I see one cross section of controversy arising because the Wesleyan church has attracted a number of former Baptists and reconstructionists whose orientation is to "get things back" to how the New Testament church did things. Occasionally, this gets us into conflict with some of the residual Methodist elements of Wesleyan Church structure. Why don't we have deacons, for example?
I thought I'd post a couple comments I made there, since the question of how we should structure local churches occasionally has come up here.
1. Those who know me will know what I'll always say with these sorts of questions. Leadership will certainly not look the same in 21st century America when it comes to many specifics. There are instead general principles and values that have to be contextualized. Doing what they did might not do what it did then today. In fact, at times in might be downright counterproductive and have exactly the opposite effect.
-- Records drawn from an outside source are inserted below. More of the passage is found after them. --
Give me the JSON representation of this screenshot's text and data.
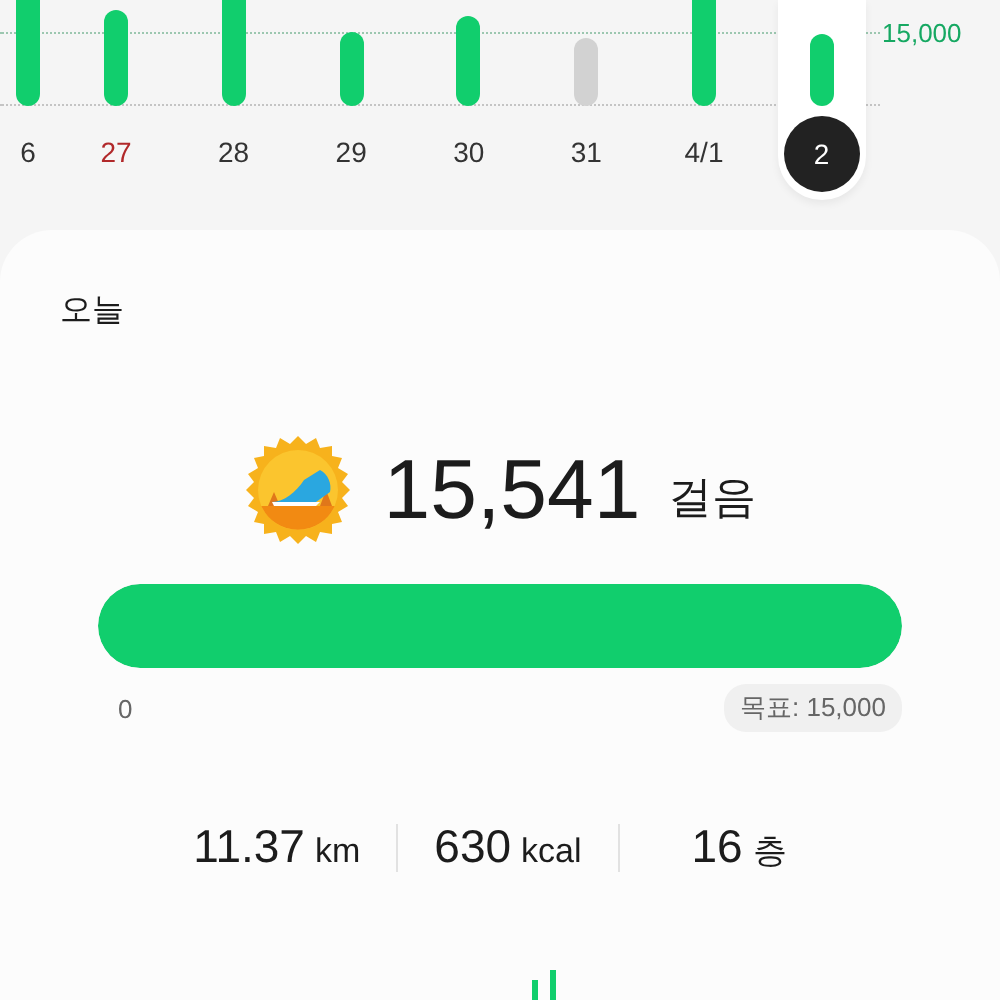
{
  "week_chart": {
    "goal_label": "15,000",
    "days": [
      {
        "label": "6",
        "holiday": false,
        "selected": false,
        "color": "#11ce6d"
      },
      {
        "label": "27",
        "holiday": true,
        "selected": false,
        "color": "#11ce6d"
      },
      {
        "label": "28",
        "holiday": false,
        "selected": false,
        "color": "#11ce6d"
      },
      {
        "label": "29",
        "holiday": false,
        "selected": false,
        "color": "#11ce6d"
      },
      {
        "label": "30",
        "holiday": false,
        "selected": false,
        "color": "#11ce6d"
      },
      {
        "label": "31",
        "holiday": false,
        "selected": false,
        "color": "#d2d2d2"
      },
      {
        "label": "4/1",
        "holiday": false,
        "selected": false,
        "color": "#11ce6d"
      },
      {
        "label": "2",
        "holiday": false,
        "selected": true,
        "color": "#11ce6d"
      }
    ]
  },
  "today": {
    "title": "오늘",
    "steps": "15,541",
    "steps_unit": "걸음",
    "level": 1,
    "min_label": "0",
    "goal": "목표: 15,000",
    "stats": [
      {
        "value": "11.37",
        "unit": "km"
      },
      {
        "value": "630",
        "unit": "kcal"
      },
      {
        "value": "16",
        "unit": "층"
      }
    ]
  }
}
We don't read the Bible to do exactly what they did (greet the brothers with a holy kiss), but to see how God walked with his people at particular times and places in the past to bring forward the wisdom of those relationships and interactions (let's shake hands instead).
2. I like a deaconate system too and I think an effective church of any size will have to have individuals who perform this sort of roll. My pet peeve is that we have to do it a certain way or call these people a certain thing because of the NT. After all, Acts 6 doesn't call them deacons. Acts never uses the word. It appears in a small number of Pauline passages, and 1 Timothy is hardly the center of Paul's thinking.
I don't think we can say there was one structure to the NT church. James 2 talks of someone walking into their "synagogue," implying that many Christian Jews pretty much co-opted the existing synagogue structure. A church like Corinth seems to have had a strong charismatic element and prophets seem to have played a prominent role in NT church leadership. 3 John may reflect tensions between an older itinerant leadership and an incipient local authority structure.
So I would say we can easily justify from the NT 1) leadership that goes beyond the local congregation (e.g., Paul), 2) collective leadership of the wise in a congregation (e.g., elders), 3) focal leadership in a congregation (e.g., Timothy, Epaphroditus), 4) prophetic voices that must always be tested, and 5) individuals to whom more detailed ministry is delegated (deacons).